Monday, January 31, 2011

Chapter 32 - The Buses

We have a constant stream of traffic during the daytime, fifty feet from the side of the house.  Everything in Costa Rica is moved by truck.  There are huge trucks, and small and medium sized ones, which travel past our house.  Much of this traffic is buses.
            The bus system in Costa Rica is everywhere and often.  If we knew the language and knew where we were going for sure, it would be tempting to use the buses.  I have seen buses traveling on the most remote road, way out on the fringes of wilderness.  They are not only frequent, they are cheap to ride.  They have been provided for the mobs of people who can’t afford to drive a car.  They are privately owned.  There isn’t a municipal bus anywhere, that I have seen. 

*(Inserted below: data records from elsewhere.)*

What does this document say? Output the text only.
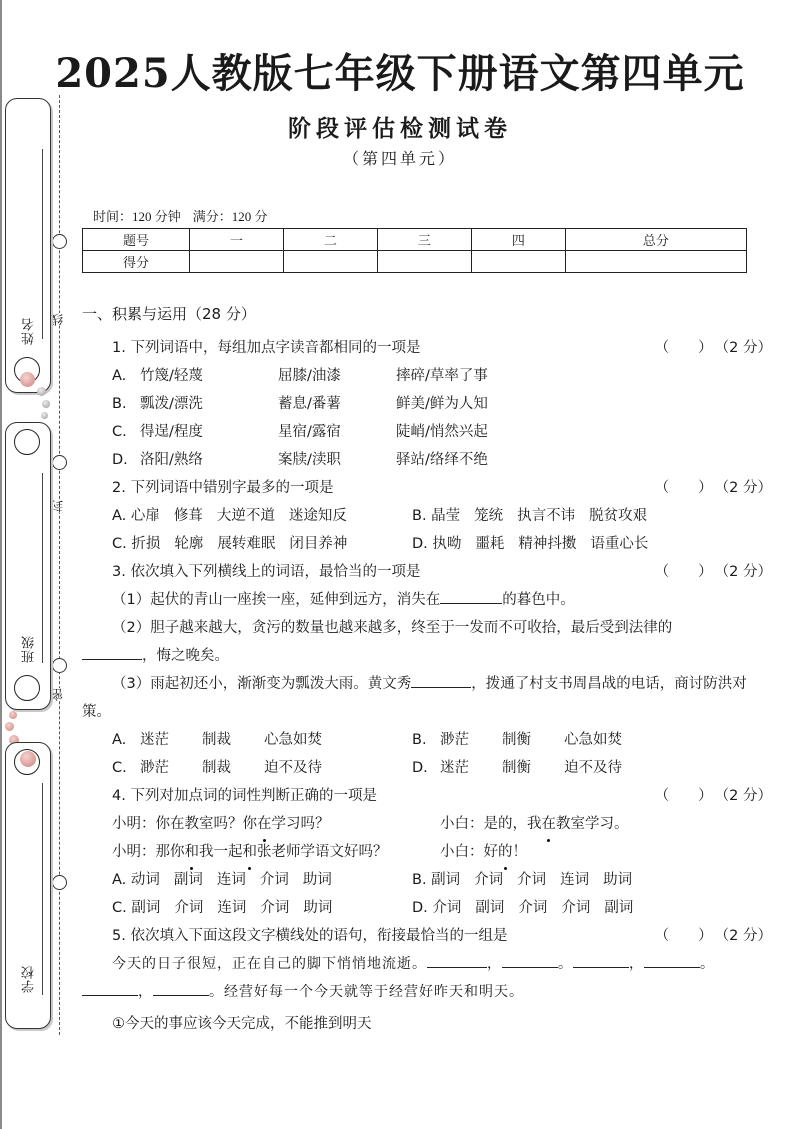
线
封
密
姓名
班级
学校
2025人教版七年级下册语文第四单元
阶段评估检测试卷
（第四单元）
时间：120 分钟 满分：120 分
题号	一	二	三	四	总分
得分					
一、积累与运用（28 分）
1. 下列词语中，每组加点字读音都相同的一项是	（　　） （2 分）
A. 竹篾/轻蔑	屈膝/油漆	摔碎/草率了事
B. 瓢泼/漂洗	蓄息/番薯	鲜美/鲜为人知
C. 得逞/程度	星宿/露宿	陡峭/悄然兴起
D. 洛阳/熟络	案牍/渎职	驿站/络绎不绝
2. 下列词语中错别字最多的一项是	（　　） （2 分）
A. 心扉 修葺 大逆不道 迷途知反	B. 晶莹 笼统 执言不讳 脱贫攻艰
C. 折损 轮廓 展转难眠 闭目养神	D. 执呦 噩耗 精神抖擞 语重心长
3. 依次填入下列横线上的词语，最恰当的一项是	（　　） （2 分）
（1）起伏的青山一座挨一座，延伸到远方，消失在	的暮色中。
（2）胆子越来越大，贪污的数量也越来越多，终至于一发而不可收拾，最后受到法律的
，悔之晚矣。
（3）雨起初还小，渐渐变为瓢泼大雨。黄文秀	，拨通了村支书周昌战的电话，商讨防洪对策。
A. 迷茫 制裁 心急如焚	B. 渺茫 制衡 心急如焚
C. 渺茫 制裁 迫不及待	D. 迷茫 制衡 迫不及待
4. 下列对加点词的词性判断正确的一项是	（　　） （2 分）
小明：你在教室吗？你在学习吗？	小白：是的，我在教室学习。
小明：那你和我一起和张老师学语文好吗？	小白：好的！
A. 动词 副词 连词 介词 助词	B. 副词 介词 介词 连词 助词
C. 副词 介词 连词 介词 助词	D. 介词 副词 介词 介词 副词
5. 依次填入下面这段文字横线处的语句，衔接最恰当的一组是	（　　） （2 分）
今天的日子很短，正在自己的脚下悄悄地流逝。	，	。	，	。
，	。经营好每一个今天就等于经营好昨天和明天。
①今天的事应该今天完成，不能推到明天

            Between out home and the city of Alajuela, it is about 20 kilometres and the bus fare is 210 Colones which is about 40 or 42 cents.  Gas is expensive here, and you can’t drive a car for that amount.
One thing that is awkward about the bus system is getting behind a couple or three on the road when you are in a hurry.  The roads are windy and narrow, and places to pass a bus are few. And don’t get hung up behind a green bus.  They stop at every pot hole.  There are few bus stops that I would recognize, they just seem to stop for anyone who is standing by the side of the road and puts their hand out.
On the way into San Jose, the traffic is fierce.  They have designated the right lane of traffic for the buses only and they have transit police at intervals along the road to enforce this rule. I think it’s a good idea, that way the buses can somewhat keep to their schedules.
On a whole, the buses are very modern, and well kept up.
Traffic in general is unpredictable.  People here seem to think nothing of stopping almost in the middle of the road at any whim. Whether it is talking to a friend going the other way, or on the roadside, it doesn’t seem to matter. They just stop.  Drivers also back out of driveways into traffic without a thought about what is coming.  I have seen some terrible breaches of driving etiquette.  It seems to be expected here, but it’s difficult to contend with it.  I wouldn’t dare to drive here, so I am not going to worry my head about getting a new driver’s license.  Applying for a Costa Rican driver`s license is something else Melaney is going to have to tend to soon.  We are approaching our third month here.